How Do Americans Feel About Returning to Work?
A recent survey paints a none-too-optimistic picture.
Posted Jun 02, 2020
As America gradually reopens following its pandemic lockdown, an important question becomes: How do people actually feel about returning to their jobs?
This issue was probed by a recent survey from The Wellbeing Lab, a consortium of workplace wellness experts. (It's worth noting this survey was conducted in early May, before the nationwide protests and social unrest following the death of George Floyd. But it's difficult to imagine how anything that has occurred since the research was released May 21 would make the results more positive.)
What are some of the survey's key findings? In general, while management and business owners are often eager to get operations up and running, the story is quite different from the people on the shop floor actually doing the work.

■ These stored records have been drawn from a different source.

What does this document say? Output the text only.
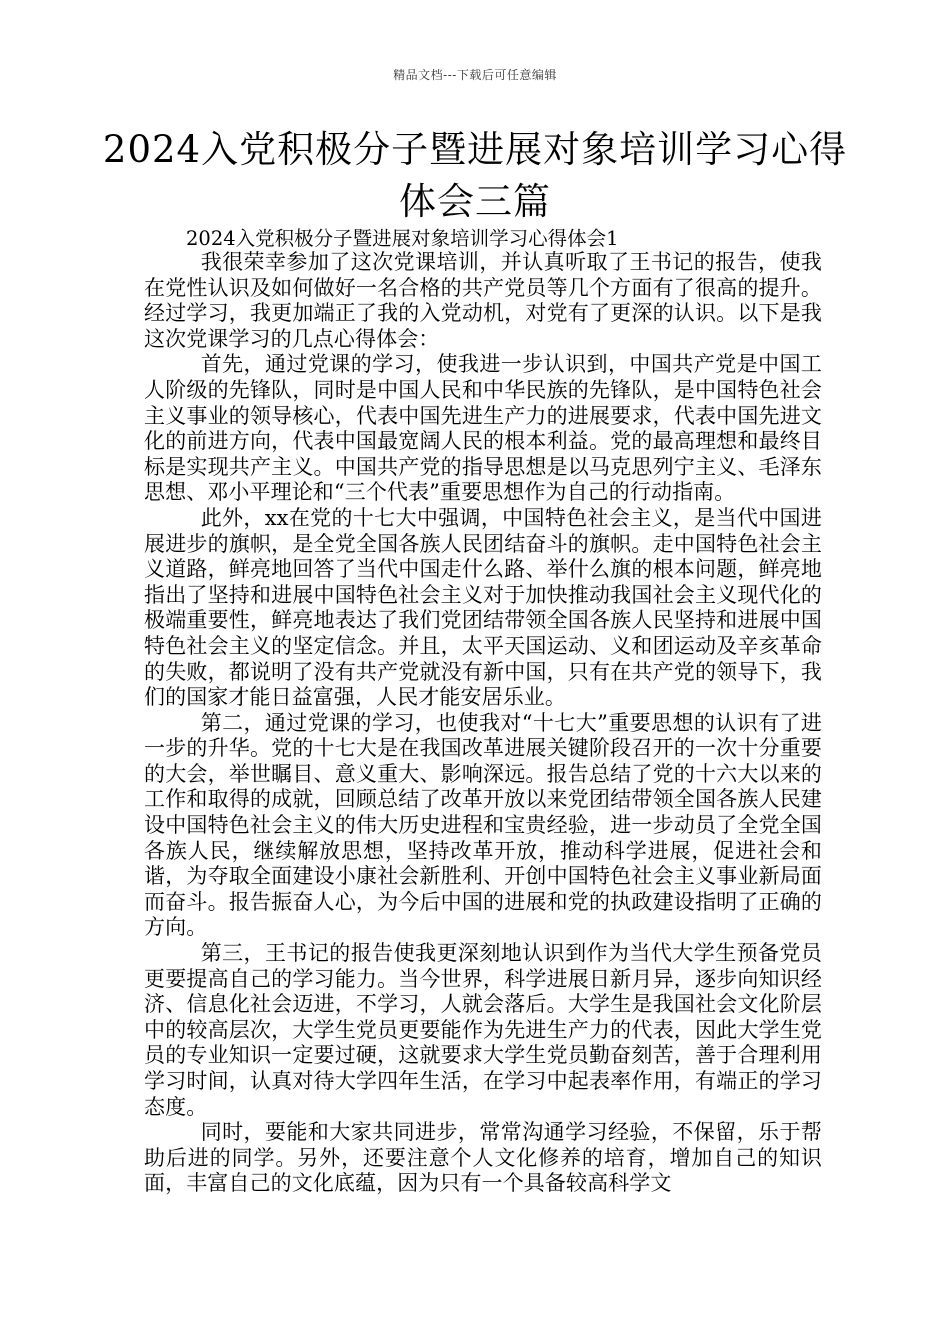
精品文档---下载后可任意编辑
2024入党积极分子暨进展对象培训学习心得体会三篇
2024入党积极分子暨进展对象培训学习心得体会1

我很荣幸参加了这次党课培训，并认真听取了王书记的报告，使我在党性认识及如何做好一名合格的共产党员等几个方面有了很高的提升。经过学习，我更加端正了我的入党动机，对党有了更深的认识。以下是我这次党课学习的几点心得体会：

首先，通过党课的学习，使我进一步认识到，中国共产党是中国工人阶级的先锋队，同时是中国人民和中华民族的先锋队，是中国特色社会主义事业的领导核心，代表中国先进生产力的进展要求，代表中国先进文化的前进方向，代表中国最宽阔人民的根本利益。党的最高理想和最终目标是实现共产主义。中国共产党的指导思想是以马克思列宁主义、毛泽东思想、邓小平理论和“三个代表”重要思想作为自己的行动指南。

此外，xx在党的十七大中强调，中国特色社会主义，是当代中国进展进步的旗帜，是全党全国各族人民团结奋斗的旗帜。走中国特色社会主义道路，鲜亮地回答了当代中国走什么路、举什么旗的根本问题，鲜亮地指出了坚持和进展中国特色社会主义对于加快推动我国社会主义现代化的极端重要性，鲜亮地表达了我们党团结带领全国各族人民坚持和进展中国特色社会主义的坚定信念。并且，太平天国运动、义和团运动及辛亥革命的失败，都说明了没有共产党就没有新中国，只有在共产党的领导下，我们的国家才能日益富强，人民才能安居乐业。

第二，通过党课的学习，也使我对“十七大”重要思想的认识有了进一步的升华。党的十七大是在我国改革进展关键阶段召开的一次十分重要的大会，举世瞩目、意义重大、影响深远。报告总结了党的十六大以来的工作和取得的成就，回顾总结了改革开放以来党团结带领全国各族人民建设中国特色社会主义的伟大历史进程和宝贵经验，进一步动员了全党全国各族人民，继续解放思想，坚持改革开放，推动科学进展，促进社会和谐，为夺取全面建设小康社会新胜利、开创中国特色社会主义事业新局面而奋斗。报告振奋人心，为今后中国的进展和党的执政建设指明了正确的方向。

第三，王书记的报告使我更深刻地认识到作为当代大学生预备党员更要提高自己的学习能力。当今世界，科学进展日新月异，逐步向知识经济、信息化社会迈进，不学习，人就会落后。大学生是我国社会文化阶层中的较高层次，大学生党员更要能作为先进生产力的代表，因此大学生党员的专业知识一定要过硬，这就要求大学生党员勤奋刻苦，善于合理利用学习时间，认真对待大学四年生活，在学习中起表率作用，有端正的学习态度。

同时，要能和大家共同进步，常常沟通学习经验，不保留，乐于帮助后进的同学。另外，还要注意个人文化修养的培育，增加自己的知识面，丰富自己的文化底蕴，因为只有一个具备较高科学文
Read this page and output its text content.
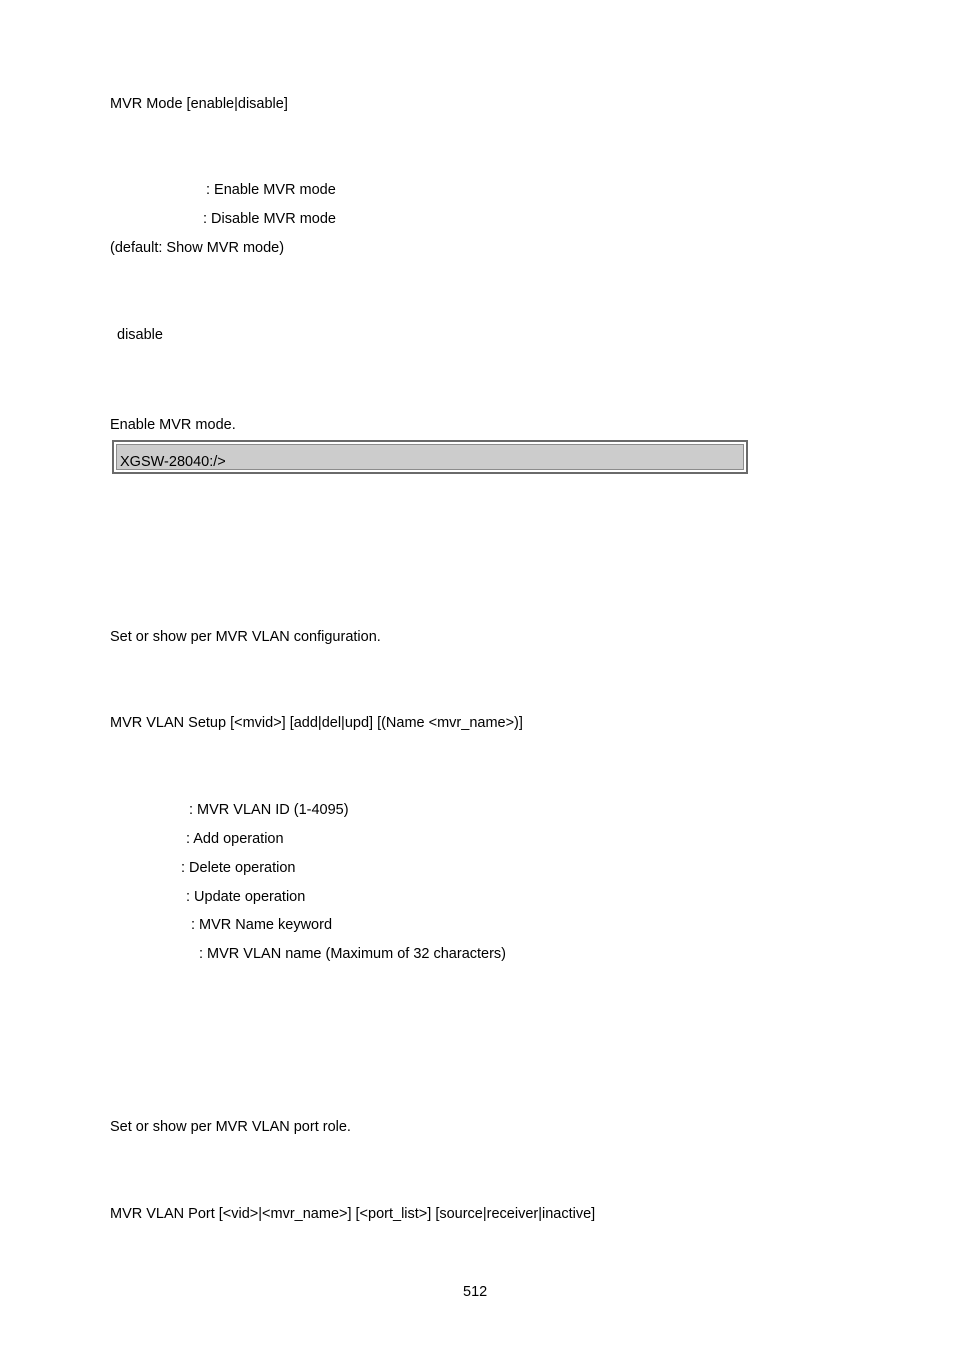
MVR Mode [enable|disable]

: Enable MVR mode

: Disable MVR mode

(default: Show MVR mode)

disable

Enable MVR mode.

XGSW-28040:/>

Set or show per MVR VLAN configuration.

MVR VLAN Setup [<mvid>] [add|del|upd] [(Name <mvr_name>)]

: MVR VLAN ID (1-4095)

: Add operation

: Delete operation

: Update operation

: MVR Name keyword

: MVR VLAN name (Maximum of 32 characters)

Set or show per MVR VLAN port role.

MVR VLAN Port [<vid>|<mvr_name>] [<port_list>] [source|receiver|inactive]

512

Eighty-four percent of American workers report "really struggling" with employment-related matters. The reasons include mental health (37 percent), changes at work (27 percent), and managing money at home (23 percent).
Only 13 percent say they are "consistently thriving."
Additionally (and significantly), related directly to the coronavirus pandemic, workers are dining on an unsettling stew of conflicting pressures. Only 22 percent feel positive "about the prospect of returning to the office as the pandemic restrictions ease." Many see it as a Catch-22 situation with no easy solution: 85 percent of workers feel "worried and anxious they may catch COVID-19," yet 85 percent are also "worried and anxious they may lose their jobs." (Not to mention the very real possibility of keeping the job, catching the virus, showing no symptoms yourself and asymptomatically transmitting it to someone else.)
In short, damned if you do, damned if you don't. It's a recipe for workplace stress far more than peace of mind.
What should management do?
Against this backdrop of pressure and uncertainty, how is management performing? Not very reassuringly, according to this survey. Only about one-third of managers "displayed genuine empathy" and only about 20 percent of employees felt it was safe "to share their struggles at work."
This is consistent with what I've observed through my own contacts with business owners and employees. Management, especially small business owners, are understandably eager to "get back at it" and get cash flowing, while workers are understandably wary about "getting back at it" too quickly.
As we like to say on Facebook, "It's complicated." Given these complexities, I asked Dr. Michelle McQuaid, who directed this recent survey, what she felt was the single most important thing managers could do to help employees in today's difficult environment. "Show that they care about the struggles their workers may be experiencing," McQuaid answered. "With workers reporting a significant increase in their levels of struggles, and only 2 out of 10 workers feeling safe to share their struggles at work, managers need to normalize conversations about struggles during this very unusual period in workplaces and listen with compassion to what workers are experiencing, and show appreciation for the efforts they are making."
As I've often said, effective daily management is less rocket science than common sense. As McQuaid suggests, it kind of boils down to open communication, listening, empathy, and appreciation. Reasonable enough for sure. Yet the shop-floor reality is: What we sometimes assume is normal in everyday management often isn't. I never met a good manager who wasn't a good communicator, I once wrote, and I stand by that sentiment today. The fact is, lots of managers just aren't good communicators; it's sad but true.
There are no magic wands to wave to make life in a pandemic feel normal, but if there were ever a time for managers to put their very best thoughtful communication skills to work, that time is now.